According to William Craig’s defense of the kalam cosmological argument, an actual infinite cannot exist. This claim is important not only for Craig’s main claim that the universe had a beginning, but also for a followup response to the suggestion that the universe cannot be part of a wider, infinitely regressive history wherein our universe is only one of infinitely many that have existed. Instead of actual infinites, Craig proposes that only potential infinites can exist. A potential infinite is a collection of things that is finite in size at any given time, but is growing without limit.

So suppose that God has created Zeke and set him to run across an infinite number of flagstones. What God cannot do, according to Craig’s view, is to create Zeke at time t and place him on a path that (at t) already has an infinite number of flagstones on it, since such a path would be actually infinite, and this is what is claimed cannot exist. Instead, what God must do is place Zeke on a path that has some number n of flagstones at t, but then as Zeke runs, more flagstones get added to the path, so that (for example) at time t+1, the path has n+1 flagstones on it, at time t+2 the path has n+2 flagstones on it, and so on.

But what limits God at t, from creating all the flagstones that Zeke is going to run across?
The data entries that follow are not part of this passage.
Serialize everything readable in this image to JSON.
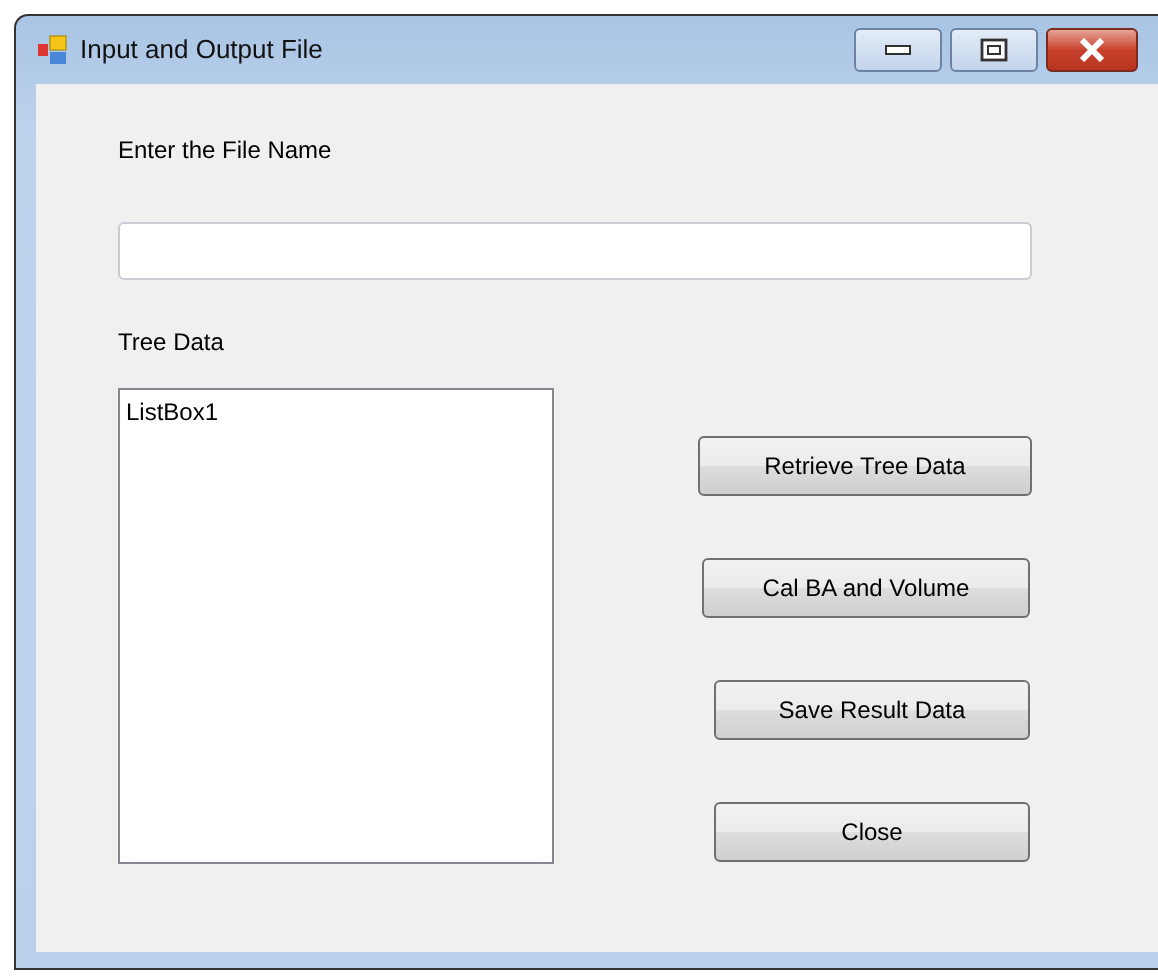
{
  "window": {
    "title": "Input and Output File"
  },
  "file_name": {
    "label": "Enter the File Name"
  },
  "tree_data": {
    "label": "Tree Data",
    "items": [
      "ListBox1"
    ]
  },
  "buttons": [
    "Retrieve Tree Data",
    "Cal BA and Volume",
    "Save Result Data",
    "Close"
  ]
}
Since God can only create a finite number of flagstones at t, suppose Zeke is initially placed at the very end of the path. In order for Zeke to continue his run, God is obliged to create another flagstone at t+1 as Zeke takes his next step. But what prevents an omnipotent God from having already created that flagstone back at t?

If we are to say that God is omnipotent, it seems we should accept the following principle regarding omnipotence and creative power:

If God is omnipotent, then if it is logically possible for God to create x at t, then God can create x at t.

So when God creates Zeke at t and places him at the end of a path consisting of n flagstones, it is logically possible for God to have created, instead, a path consisting of n+1 flagstones at t, or n+2 flagstones at t, or n+3 flagstones at t, and so on.

To put it another way, to hold that God can only create potential infinites, but not actual infinites, is to hold that at any time t, God must create a finite number of things, and that if he wants more things, he can only add them later through successive addition. Although each successive addition to the collection is logically possible for God to add, he cannot add them all at t, but must wait and keep adding them later. But for any one of these additions, if God must wait until after t to create it, then he cannot have created it at t, in which case, by the foregoing principle, God is not omnipotent.